Page 13 Cartoons

Facing sexual harassment on the subcontinent

November 20, 2008


“He wants your autograph,” Sumitra told me as we rode the bus into the heart of Hyderabad for the first time. I shook my head and turned away from the man, confused as to why he would want some random girl’s signature.

Being a woman in India is very different from being a woman in America. On top of that, being a white woman draws much more unwanted attention to me. Everywhere I go, people stare at me; my friends and I have been followed around the city by crowds of men. At first, the staring bothered me, but after four months in India, I don’t even notice it anymore. I do, however, notice the unwanted attention, euphemistically known as eve-teasing, that affects all women, no matter what their race.

In my Sociology of Gender class one day, my teacher asked us to share our experiences of sexual harassment in India, and I was surprised to hear some of the things that my friends had gone through. Many of them had been felt up by strange men on the bus or in a crowded public place. Later on, while walking around in the Old City with some of my friends, a man grabbed my butt, but it all happened so quickly that I didn’t realize it soon enough to do anything about it. I was outraged.
In rapidly modernizing India, eve-teasing has emerged as a popular form of social control of women. The Eve-teasing Bill, which the Indian government passed in 1984, defines it as “consisting of the following actions: when a man by words either spoken or by signs and or by visible representation or by gesture does an act in a public place, or sings, recites or utters any indecent words or song or ballad in any public place to the annoyance of any woman, he may be arrested.” In a country where patriarchy had dominated social life for most of its history, modernization threatens to favor women. While not all Indian males engage in sexual harassment, the fact of the matter is that many of these misinformed men truly believe that women actually are asking for it.

Society still does not condemn the antics of these young men, who are influenced by the movies they grew up on, where the heroes taunt and tease girls with sexual innuendoes in order to teach them to occupy a subordinate place in society, as well as to comport themselves with modesty and humility. Sexual harassment in contemporary India can be read as an attempt to maintain the traditional gender hierarchy.

Despite passing the Eve-teasing Bill, the Indian government does not do enough to affect the status quo or to implement the law in everyday life. And in many cases where girls report incidents of eve-teasing, the police tend to blame the girls, saying they brought it upon themselves.

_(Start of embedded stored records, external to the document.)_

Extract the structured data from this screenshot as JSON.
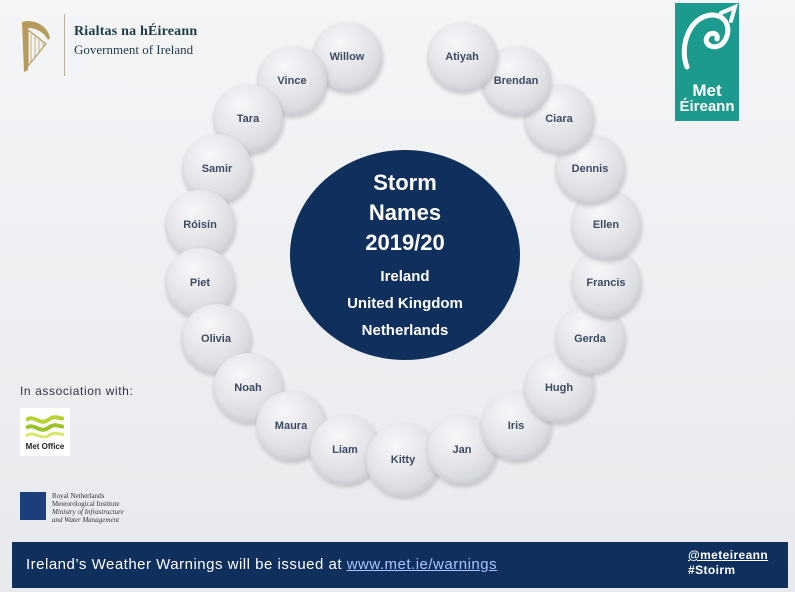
{
  "header": {
    "gov_line1": "Rialtas na hÉireann",
    "gov_line2": "Government of Ireland",
    "met_logo_line1": "Met",
    "met_logo_line2": "Éireann"
  },
  "storm_names": [
    "Willow",
    "Vince",
    "Tara",
    "Samir",
    "Róisín",
    "Piet",
    "Olivia",
    "Noah",
    "Maura",
    "Liam",
    "Kitty",
    "Jan",
    "Iris",
    "Hugh",
    "Gerda",
    "Francis",
    "Ellen",
    "Dennis",
    "Ciara",
    "Brendan",
    "Atiyah"
  ],
  "center": {
    "title_line1": "Storm",
    "title_line2": "Names",
    "title_line3": "2019/20",
    "country1": "Ireland",
    "country2": "United Kingdom",
    "country3": "Netherlands"
  },
  "association": {
    "label": "In association with:",
    "met_office": "Met Office",
    "knmi_line1": "Royal Netherlands",
    "knmi_line2": "Meteorological Institute",
    "knmi_line3": "Ministry of Infrastructure",
    "knmi_line4": "and Water Management"
  },
  "footer": {
    "warning_text": "Ireland’s Weather Warnings will be issued at",
    "warning_link": "www.met.ie/warnings",
    "handle": "@meteireann",
    "hashtag": "#Stoirm"
  },
  "colors": {
    "navy": "#0f2f5c",
    "met_eireann_teal": "#1c9a8d",
    "bubble_text": "#3e4a63"
  }
}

Some time after my first incident of sexual harassment, I went back to the Old City to go shopping, and it happened again. But that time I was ready for it; I punched a guy who sexually harassed me. That’s not the worst of it: a group of my girl friends went into the Old City on the night of Eid to see the celebrations and the breaking of the fast at the end of the Muslim holy month of Ramadan. It turned out to be a night of horrors for many of them, because they were surrounded by a group of men who were grabbing at their breasts and butts as if they weren’t even human beings but rather objects for their own enjoyment.

Some may say that it was a bad idea for girls to get themselves into that situation, or that they shouldn’t have gone out into the Old City at night like that, yet that just seems to be society’s justification for a larger issue of misogyny. It shouldn’t have to be that way. I should feel safe in public around the city, even if I am a woman. If anything frustrates me about India, it’s that even after years of feminism and people fighting for equal rights for women, there’s still such a strong divide between the public and private spheres, and between rights for the sexes.

Although America is not necessarily a beacon of great gender relations, and sexual harassment does occur in America, I must admit that I look forward to going home, being able to go where I want to on my own, and not having to worry about what I wear so as not to draw the wrong attention from men. After living in India for several months, I have come to appreciate more what it means to be a woman with so much freedom.